Tonight I made a delicious dinner #2 out of my new cookbook and it had me licking the plate! For the main course I made a goat cheese and basil stuffed chicken breast with a mushroom-wine sauce that was to die for. Unfortunately, I had to work late tonight and was unable to get any pictures of it due to lack of sunlight.
But fortunately for you, I was able to sneak in a picture of the side dish I made to go along with my chicken before the sun disappeared for the night. I've only had radishes once before in my life, which was at a cooking class 2 weeks ago with Chef Cynthia, but this dish made me officially love them! I wish that I had actually made the full recipe of 4 servings instead of 2 because it was so tasty!
Here is what you are going to need for 4 servings:
-1 tbsp Butter
-1 tbsp Olive Oil
-1/2 cup thinly sliced Shallots
-12 oz Sugar Snap Peas, trimmed and strings removed
-2 cups thinly sliced Radishes (about 1 large bunch)
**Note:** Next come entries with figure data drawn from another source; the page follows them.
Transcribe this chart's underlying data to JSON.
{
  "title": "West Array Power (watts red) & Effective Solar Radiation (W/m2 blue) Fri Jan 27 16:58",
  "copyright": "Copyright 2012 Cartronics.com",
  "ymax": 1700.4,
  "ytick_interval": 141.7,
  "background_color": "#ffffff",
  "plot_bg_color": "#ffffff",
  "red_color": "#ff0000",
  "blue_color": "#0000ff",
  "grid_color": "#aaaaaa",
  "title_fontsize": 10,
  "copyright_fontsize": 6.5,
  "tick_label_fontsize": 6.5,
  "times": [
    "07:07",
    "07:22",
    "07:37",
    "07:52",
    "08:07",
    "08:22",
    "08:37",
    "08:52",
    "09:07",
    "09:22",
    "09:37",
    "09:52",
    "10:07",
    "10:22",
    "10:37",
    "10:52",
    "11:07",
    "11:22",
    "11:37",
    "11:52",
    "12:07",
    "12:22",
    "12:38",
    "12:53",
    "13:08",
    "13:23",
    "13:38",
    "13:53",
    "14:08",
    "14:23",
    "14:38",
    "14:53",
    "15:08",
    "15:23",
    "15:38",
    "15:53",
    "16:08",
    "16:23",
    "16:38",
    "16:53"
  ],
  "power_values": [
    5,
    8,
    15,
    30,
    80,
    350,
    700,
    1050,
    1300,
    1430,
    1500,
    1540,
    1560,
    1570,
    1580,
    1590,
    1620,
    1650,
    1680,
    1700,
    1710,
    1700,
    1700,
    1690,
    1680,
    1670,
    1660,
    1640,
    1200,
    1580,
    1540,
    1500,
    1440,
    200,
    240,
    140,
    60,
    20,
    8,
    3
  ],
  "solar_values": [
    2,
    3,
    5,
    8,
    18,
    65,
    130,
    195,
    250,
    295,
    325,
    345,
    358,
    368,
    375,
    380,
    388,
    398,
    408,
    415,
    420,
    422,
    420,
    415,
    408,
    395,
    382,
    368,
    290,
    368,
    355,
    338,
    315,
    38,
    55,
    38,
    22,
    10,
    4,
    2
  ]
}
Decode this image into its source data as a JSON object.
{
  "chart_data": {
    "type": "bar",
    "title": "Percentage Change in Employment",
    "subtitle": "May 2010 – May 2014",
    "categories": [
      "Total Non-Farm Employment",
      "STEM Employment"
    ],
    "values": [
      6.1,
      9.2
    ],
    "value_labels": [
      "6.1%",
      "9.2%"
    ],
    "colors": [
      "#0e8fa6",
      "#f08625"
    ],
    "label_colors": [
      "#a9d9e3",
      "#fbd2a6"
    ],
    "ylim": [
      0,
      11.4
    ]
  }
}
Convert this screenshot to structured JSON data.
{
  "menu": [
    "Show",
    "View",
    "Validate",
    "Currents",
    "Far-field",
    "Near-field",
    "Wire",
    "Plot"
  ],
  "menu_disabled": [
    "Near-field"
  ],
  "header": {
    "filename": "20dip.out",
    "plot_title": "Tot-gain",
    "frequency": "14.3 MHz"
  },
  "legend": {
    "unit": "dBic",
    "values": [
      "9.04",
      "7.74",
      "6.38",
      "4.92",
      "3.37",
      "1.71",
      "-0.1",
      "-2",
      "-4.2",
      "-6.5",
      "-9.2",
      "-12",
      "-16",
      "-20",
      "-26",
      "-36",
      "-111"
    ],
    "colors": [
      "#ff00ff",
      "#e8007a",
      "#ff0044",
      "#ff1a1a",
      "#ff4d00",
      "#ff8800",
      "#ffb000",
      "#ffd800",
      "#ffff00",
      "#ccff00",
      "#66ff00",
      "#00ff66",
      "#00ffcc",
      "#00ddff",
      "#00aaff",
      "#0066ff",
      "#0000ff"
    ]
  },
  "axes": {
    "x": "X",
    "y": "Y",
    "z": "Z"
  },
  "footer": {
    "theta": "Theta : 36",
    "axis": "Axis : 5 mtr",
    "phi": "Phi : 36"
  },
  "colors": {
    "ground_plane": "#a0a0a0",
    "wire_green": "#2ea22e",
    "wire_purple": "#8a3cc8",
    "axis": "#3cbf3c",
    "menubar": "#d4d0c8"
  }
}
-1/4 cup freshly squeezed Orange Juice
-1 tsp dry Dill Weed
Melt the butter with olive oil in a large skillet over medium heat. Add shallots and saute until golden, about 5 minutes. Add sugar snap peas and radishes and saute until cripy-tender, about 5 minutes. Add orange juice and dill weed, stir for 1 minute. Season with salt and pepper to taste.
That's it! This side dish is super simple, fast to make and really good!
Enjoy!
Nice! I want to try this, because I've never cooked with radishes before.